Вернулся ли с войны или из эвакуации, и боязно спросить о родных — живы ли, а как брат его старший — жив или мать воет над похоронкой?
Ой ты, море синее, а тоска зеленая… Ты не плачь, не плачь, красавица… вода и так соленая…
Война окончилась, а Гошка служил.
После выставки на Кузнецком он пришел домой, посидел, посмотрел в окно на синий снег, лежавший на крышах благушинских домов, на дальнее серо-зеленое здание школы со слепыми стеклами, на черные точки пешеходов, подумал-подумал и заснул, положив голову на подоконник. И так проспал до утра и не видел снов — значит, встреча и выставка не зацепили воображения и не оставили следа в душе, все засыпал снежок.
Гошка проснулся, одурев от душного воздуха батареи отопления, которое почему-то называлось центральным, удивился этому названию и ополоснул лицо под краном, расстегнув китель, потом подумал и побрился, поскоблил подбородок опасной бритвой, опять удивился, почему бритва опасная. Утро было такое белое, такое новое и чистое, что все слова торчали отдельно и имели первоначальный смысл.
Что-то вдруг медленно, но верно начало торопиться в нем. Он торопливо пожевал хлеба и пайковой каши из концентратов и похлебал чаю, макая в него обломок колотого сахара, торопливо надел шинель и вышел на хрустящий снег. Торопливые звоночки трамваев, часовой в проходной будке штаба, где Панфилов без толку торчал уже два месяца после возвращения с Дальнего Востока. Торопливые штабные ребята в поскрипывающих коридорах, гудение лифта и стук машинок в кабинетах.
В кабинете было тихо. Двое парней подшивали какие-то белые бумаги с фиолетовыми печатями, и Гошка тихо взял свои бумаги, попытался понять, что в них написано, но почему-то в старых войсковых бумагах двухгодичной давности он увидел вместо танковых боев под Мулином и десантно — посадочных операций белый снег на улицах Харбина в районе Фуцзядяня и не убитого еще тогда, не погибшего Фитиля в ушанке набекрень и ощутил запах кунжутного масла из харчевен. Памфилий вдруг понял, что не в состоянии вызвать в памяти ничего плохого, понял, что вот уже несколько часов он живет в двойном измерении. Одна часть его души млеет от тишины и наслаждается неподвижностью, а другая торопливо спешит и мчится куда-то. Это было странное чувство, оно что-то напоминало, но Гошка никак не мог вспомнить — что.
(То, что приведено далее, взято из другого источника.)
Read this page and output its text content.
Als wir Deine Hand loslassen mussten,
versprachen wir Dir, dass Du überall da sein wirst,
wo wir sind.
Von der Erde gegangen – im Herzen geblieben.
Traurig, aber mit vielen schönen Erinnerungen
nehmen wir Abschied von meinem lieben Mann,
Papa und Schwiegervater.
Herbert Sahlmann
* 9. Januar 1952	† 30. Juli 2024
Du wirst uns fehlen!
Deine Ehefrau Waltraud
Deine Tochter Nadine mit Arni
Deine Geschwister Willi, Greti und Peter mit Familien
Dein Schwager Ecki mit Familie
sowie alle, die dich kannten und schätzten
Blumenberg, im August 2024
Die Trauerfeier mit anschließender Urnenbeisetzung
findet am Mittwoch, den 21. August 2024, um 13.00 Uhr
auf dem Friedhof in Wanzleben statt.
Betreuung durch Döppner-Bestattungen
Только к концу рабочего дня он почтя с испугом догадался, на что оно было похоже, это чувство.
Оно было похоже на радость.
Это было настолько острое ощущение, что казалось невозможным. Как невозможно повторение детства с его верой в то, что все обстоит благополучно и уж, конечно, все несчастья прошли и о них можно, поеживаясь, прочесть в старых книжках, и уж, конечно, тебя лично они не коснутся. Потому что неизвестно, за какие заслуги тебе выпала необыкновенная удача — жить.
Это было невозможное чувство. Но вопреки всякой логике оно было, это чувство, даже не чувство, а острое ощущение, и Гошка тогда впервые подумал, что, может быть, пора уже начинать изучать опыт радости, а не опыт беды.
Вот уже посинело за окнами, рабочий день двигался к концу, и Гошка вдруг услышал звуки, которых не слышал тысячу лет. Гошка услышал, как за окнами дворники скребли снег, и вдруг понял — ведь он же еще совсем молодой, а война кончилась, и вдруг это еще не конец, а только начало, не искореженное продолжение довоенной жизни, а начало совсем новой.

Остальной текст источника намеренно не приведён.